C’est dans cette configuration que le premier prototype vola en juin 1933.
Quasi immédiatement La Luftwaffe passa commande pour les Arado Ar 66 et Focke-Wulf Fw 44 Stieglitz. Dans le même temps elle demanda à Heinkel de revoir son He 72 via le moteur à sept cylindres en étoile Siemens-Halske Sh 14. Ainsi remotorisé l’avion devint He 72B et vol en novembre 1933, quelques jours seulement avant l’avion de Gotha. Ce dernier, désigné Go 145 fut comme le He 72B commandé en série. Seul le Hamburger Ha 135 (représentant Blohm & Voss) ne dépassa pas le stade expérimental.
Les premiers Heinkel He 72B entrèrent en service dans la Luftwaffe en mars 1934. Rapidement ils furent affecté à la formation initiale et intermédiaires des meilleurs élèves issus des sélections en vol, c’est à dire ceux appelés à voler sur chasseurs et bombardiers. À la même époque l’avion reçut le patronyme de Kadett, cadet en français. L’avionneur proposa également un hydravion à flotteurs d’entraînement He 72Bw Seekadett afin de remplacer les Heinkel He 42. Cependant il ne réussit pas à convaincre les généraux allemands et ne dépassa pas le stade expérimentale. En 1935 du fait du programme d’avion de ligne dérivé en bombardier moyen He 111 la production du He 72 fut transféré à l’avionneur Fieseler. Celle-ci se termina deux ans plus tard avec la production du 768e et dernier exemplaire de série. Malgré des qualités indéniables et une robustesse avérée cet avion école n’attira pas les clients étrangers. Seule la Bulgarie acheta un lot de seize He 72B en janvier 1937.
Quand l’Allemagne nazie envahit la Pologne, projetant l’Europe dans la guerre, le Heinkel He 72 Kadett était encore l’un des trois principaux biplans d’entraînement de la Luftwaffe. Du fait de l’apparition progressive d’avions plus récents il fut rétrogradé à la seule formation initiale, et même parfois à la sélection en vol. Jugé très stable le He 72B fut engagé à partir de juillet 1940 dans une vaste opération de propagande visant à recruter toujours plus de pilotes. Des adolescents issus de l’organisation des jeunesses hitlériennes se virent ainsi offrir leurs baptêmes de l’air sur de tels biplans. La machine allemande d’endoctrinement fit le reste.

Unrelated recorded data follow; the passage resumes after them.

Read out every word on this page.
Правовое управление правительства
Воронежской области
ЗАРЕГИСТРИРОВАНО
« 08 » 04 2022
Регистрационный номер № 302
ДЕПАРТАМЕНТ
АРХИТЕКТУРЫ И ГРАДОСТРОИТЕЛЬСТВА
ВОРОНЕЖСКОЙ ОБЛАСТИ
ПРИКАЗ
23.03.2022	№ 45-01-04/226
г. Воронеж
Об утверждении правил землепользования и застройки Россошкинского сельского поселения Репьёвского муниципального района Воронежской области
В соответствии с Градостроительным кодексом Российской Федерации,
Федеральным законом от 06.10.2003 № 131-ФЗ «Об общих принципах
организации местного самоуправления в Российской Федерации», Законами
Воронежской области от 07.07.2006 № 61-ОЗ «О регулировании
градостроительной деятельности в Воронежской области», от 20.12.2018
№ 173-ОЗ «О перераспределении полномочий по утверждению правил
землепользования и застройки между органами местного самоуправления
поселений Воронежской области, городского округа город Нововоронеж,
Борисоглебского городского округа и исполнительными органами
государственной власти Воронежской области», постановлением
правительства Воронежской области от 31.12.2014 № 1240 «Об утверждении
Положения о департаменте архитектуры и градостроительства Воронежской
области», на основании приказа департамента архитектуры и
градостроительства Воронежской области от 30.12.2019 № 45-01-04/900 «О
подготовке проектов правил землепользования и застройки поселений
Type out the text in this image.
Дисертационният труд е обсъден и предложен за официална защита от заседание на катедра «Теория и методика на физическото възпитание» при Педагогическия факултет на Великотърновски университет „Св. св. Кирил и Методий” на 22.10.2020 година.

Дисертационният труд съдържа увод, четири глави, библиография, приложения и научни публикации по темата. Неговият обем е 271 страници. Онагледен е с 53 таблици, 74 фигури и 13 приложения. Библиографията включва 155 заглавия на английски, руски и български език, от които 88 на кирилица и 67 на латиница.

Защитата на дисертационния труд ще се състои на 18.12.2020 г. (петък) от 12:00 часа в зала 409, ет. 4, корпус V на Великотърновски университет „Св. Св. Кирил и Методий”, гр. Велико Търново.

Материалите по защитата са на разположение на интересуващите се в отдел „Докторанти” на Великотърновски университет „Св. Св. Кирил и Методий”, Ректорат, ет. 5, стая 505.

Lorsqu’en mai 1945 l’Allemagne nazie signa son armistice avec les Alliés plus de deux cent cinquante He 72 Kadett étaient encore en dotation dans les rangs de la Luftwaffe. Quelques uns furent alors réquisitionnés et testés par des pilotes d’essais américains et britanniques. À leurs yeux la conception de cet avion était révolutionnaire, le He 72 étant sans doute un des biplans d’entraînement parmi les plus réussis. Après guerre quelques avion démilitarisés servirent dans des écoles de pilotage en Allemagne de l’Ouest sous la désignation He 72B.3 Edelkadett.
Comme souvent avec Heinkel le He 72 Kadett donna naissance à une version améliorée. Désignée He 172 celle-ci vola en 1934 sous l’immatriculation civile D-EEHU. Elle se différenciait de l’avion de série par un nouveau capotage de moteur respectant les normes du NACA américain. Il fut notamment essayé avec des roues carénées avant de revenir à des roues classiques. Bien que nettement plus aérodynamique ce He 172 ne fut jamais produit en série. On ignore ce qu’il advint du lui.
Malgré son importance historique pour l’industrie allemande il semble bien qu’aucun Heinkel He 72 Kadett ne soit parvenu jusqu’à nous. Ce modèle fut le dernier avion d’entraînement conçu par l’avionneur.